Member of the Provincial Assembly of Khyber Pakhtunkhwa
- In office 24 October 2018 – 18 January 2023
- Constituency: PK-78 (Peshawar-XIII)

Personal details
- Party: PMLN (2025-present)
- Other political affiliations: ANP (2018-2025)
- Spouse: Haroon Bilour
- Relations: Ghulam Ishaq Khan (grandfather) Bashir Ahmad Bilour (father-in-law)
- Parent: Irfanullah Khan Marwat (father);

= Samar Haroon Bilour =

Pakistani politician

Samar Haroon Bilour is a Pakistani politician who had been a member of the Provincial Assembly of Khyber Pakhtunkhwa from October 2018 till January 2023.

==Political career==
Samar was elected to the Provincial Assembly of Khyber Pakhtunkhwa as a candidate of Awami National Party (ANP) from the constituency PK-78 in the 2018 Pakistani by-elections held on 14 October 2018. She defeated Muhammad Irfan Abdul Salman of Pakistan Tehreek-e-Insaf (PTI).
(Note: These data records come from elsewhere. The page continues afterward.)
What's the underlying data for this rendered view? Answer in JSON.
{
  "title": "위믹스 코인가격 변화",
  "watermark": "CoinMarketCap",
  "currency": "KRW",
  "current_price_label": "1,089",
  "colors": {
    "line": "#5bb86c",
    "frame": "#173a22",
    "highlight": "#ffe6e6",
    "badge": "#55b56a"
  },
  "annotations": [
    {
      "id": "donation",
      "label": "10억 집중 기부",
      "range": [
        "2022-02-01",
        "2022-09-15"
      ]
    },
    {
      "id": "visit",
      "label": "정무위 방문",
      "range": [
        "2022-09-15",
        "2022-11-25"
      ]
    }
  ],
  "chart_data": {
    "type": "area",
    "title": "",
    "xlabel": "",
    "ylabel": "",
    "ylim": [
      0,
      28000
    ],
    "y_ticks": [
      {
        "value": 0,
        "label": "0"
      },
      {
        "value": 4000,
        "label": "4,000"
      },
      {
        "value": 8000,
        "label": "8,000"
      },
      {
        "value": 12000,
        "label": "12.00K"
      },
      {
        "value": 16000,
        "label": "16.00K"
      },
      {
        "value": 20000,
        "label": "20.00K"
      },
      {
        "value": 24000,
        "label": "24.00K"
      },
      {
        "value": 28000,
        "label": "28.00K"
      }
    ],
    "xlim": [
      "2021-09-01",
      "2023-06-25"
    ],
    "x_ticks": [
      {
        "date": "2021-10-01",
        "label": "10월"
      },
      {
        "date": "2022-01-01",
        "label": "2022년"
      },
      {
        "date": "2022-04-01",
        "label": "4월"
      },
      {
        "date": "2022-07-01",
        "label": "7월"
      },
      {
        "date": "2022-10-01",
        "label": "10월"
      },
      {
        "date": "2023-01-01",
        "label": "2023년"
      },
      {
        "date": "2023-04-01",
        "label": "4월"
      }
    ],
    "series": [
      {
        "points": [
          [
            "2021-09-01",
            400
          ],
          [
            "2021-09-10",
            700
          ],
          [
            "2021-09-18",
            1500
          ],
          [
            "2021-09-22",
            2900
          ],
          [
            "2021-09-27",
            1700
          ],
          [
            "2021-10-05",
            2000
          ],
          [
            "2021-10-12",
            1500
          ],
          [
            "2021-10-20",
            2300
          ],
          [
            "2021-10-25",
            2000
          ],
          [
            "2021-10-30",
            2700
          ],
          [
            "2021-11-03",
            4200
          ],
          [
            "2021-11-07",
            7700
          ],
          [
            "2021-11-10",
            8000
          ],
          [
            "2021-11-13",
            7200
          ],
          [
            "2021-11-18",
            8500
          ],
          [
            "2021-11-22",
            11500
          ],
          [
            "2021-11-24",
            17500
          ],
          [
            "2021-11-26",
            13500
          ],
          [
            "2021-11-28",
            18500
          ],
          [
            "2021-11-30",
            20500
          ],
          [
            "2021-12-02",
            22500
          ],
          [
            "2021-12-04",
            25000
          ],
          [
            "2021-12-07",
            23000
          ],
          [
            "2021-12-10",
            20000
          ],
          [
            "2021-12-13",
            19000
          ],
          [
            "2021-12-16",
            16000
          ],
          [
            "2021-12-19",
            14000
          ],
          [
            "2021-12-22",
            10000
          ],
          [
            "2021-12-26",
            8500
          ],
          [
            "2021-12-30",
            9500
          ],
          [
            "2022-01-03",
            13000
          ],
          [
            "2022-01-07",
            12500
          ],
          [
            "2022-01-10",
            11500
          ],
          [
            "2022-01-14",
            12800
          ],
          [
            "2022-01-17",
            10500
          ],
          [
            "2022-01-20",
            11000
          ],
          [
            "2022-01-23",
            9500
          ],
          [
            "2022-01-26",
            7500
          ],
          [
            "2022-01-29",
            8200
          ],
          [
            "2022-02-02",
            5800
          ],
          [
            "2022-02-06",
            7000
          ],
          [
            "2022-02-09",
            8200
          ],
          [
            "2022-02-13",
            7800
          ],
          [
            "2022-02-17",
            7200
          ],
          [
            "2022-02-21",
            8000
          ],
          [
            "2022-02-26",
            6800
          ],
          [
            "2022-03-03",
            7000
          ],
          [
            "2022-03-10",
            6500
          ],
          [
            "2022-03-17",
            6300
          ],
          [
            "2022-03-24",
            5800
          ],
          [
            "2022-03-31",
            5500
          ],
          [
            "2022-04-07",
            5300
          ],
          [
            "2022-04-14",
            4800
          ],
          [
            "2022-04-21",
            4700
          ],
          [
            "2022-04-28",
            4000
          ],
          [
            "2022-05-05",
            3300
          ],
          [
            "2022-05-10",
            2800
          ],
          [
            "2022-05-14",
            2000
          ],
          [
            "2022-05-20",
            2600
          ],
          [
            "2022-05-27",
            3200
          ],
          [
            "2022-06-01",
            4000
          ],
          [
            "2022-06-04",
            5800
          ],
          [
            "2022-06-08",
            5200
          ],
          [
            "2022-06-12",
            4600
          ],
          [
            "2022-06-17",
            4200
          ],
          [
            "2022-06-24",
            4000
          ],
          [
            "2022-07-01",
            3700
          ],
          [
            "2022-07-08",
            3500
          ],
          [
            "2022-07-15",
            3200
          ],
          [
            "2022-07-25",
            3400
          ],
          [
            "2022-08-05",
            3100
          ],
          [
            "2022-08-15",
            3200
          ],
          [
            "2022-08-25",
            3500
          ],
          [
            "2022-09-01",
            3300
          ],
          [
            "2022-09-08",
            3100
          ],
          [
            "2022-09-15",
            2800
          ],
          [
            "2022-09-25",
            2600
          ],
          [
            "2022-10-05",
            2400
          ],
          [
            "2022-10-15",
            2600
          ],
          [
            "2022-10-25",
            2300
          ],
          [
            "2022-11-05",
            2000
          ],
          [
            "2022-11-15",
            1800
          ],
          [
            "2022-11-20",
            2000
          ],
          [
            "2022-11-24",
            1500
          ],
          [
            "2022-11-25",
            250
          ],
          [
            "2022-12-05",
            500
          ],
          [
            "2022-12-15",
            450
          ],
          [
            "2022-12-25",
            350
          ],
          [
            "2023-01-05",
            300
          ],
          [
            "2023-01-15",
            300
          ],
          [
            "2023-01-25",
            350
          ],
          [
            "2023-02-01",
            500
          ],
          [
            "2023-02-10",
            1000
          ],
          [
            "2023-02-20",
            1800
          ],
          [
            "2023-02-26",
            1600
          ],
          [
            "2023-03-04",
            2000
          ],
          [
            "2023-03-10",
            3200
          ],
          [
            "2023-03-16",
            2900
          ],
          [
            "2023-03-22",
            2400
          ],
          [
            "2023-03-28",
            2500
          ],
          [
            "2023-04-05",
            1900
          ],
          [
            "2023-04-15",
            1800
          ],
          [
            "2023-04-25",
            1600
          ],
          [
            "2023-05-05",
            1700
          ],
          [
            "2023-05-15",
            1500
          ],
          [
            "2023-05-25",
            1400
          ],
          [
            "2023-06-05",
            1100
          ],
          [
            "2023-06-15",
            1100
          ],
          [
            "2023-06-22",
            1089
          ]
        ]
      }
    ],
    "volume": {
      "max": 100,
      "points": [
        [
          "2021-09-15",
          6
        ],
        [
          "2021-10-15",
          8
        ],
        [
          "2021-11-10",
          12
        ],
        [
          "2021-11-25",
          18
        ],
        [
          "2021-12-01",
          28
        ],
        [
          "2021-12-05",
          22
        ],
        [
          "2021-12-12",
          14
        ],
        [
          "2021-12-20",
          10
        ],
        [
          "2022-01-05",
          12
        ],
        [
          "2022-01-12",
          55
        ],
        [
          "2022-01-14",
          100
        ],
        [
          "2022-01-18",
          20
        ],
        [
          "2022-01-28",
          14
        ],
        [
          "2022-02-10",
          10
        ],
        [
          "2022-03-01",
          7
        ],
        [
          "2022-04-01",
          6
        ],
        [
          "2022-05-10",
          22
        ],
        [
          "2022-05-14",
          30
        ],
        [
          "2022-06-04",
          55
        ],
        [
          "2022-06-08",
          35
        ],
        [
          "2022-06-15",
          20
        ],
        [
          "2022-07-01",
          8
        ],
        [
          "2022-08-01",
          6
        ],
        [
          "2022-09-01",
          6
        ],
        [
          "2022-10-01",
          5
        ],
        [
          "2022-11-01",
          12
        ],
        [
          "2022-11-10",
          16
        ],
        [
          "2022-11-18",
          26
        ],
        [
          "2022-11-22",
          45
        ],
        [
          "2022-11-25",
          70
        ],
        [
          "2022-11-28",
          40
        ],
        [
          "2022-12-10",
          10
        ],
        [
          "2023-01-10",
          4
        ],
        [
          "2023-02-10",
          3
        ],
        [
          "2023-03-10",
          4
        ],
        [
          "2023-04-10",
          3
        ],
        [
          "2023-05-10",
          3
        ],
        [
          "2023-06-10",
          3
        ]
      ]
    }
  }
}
Samar garnered 20,916 votes while her closest rival secured 16,819 votes. With this election, Samar became the first woman to be elected on a general seat of Khyber Pakhtunkhwa assembly in sixteen years.
She became provincial Secretary Information of Awami National Party Khyber Pakhtunkhwa on 4 June 2020.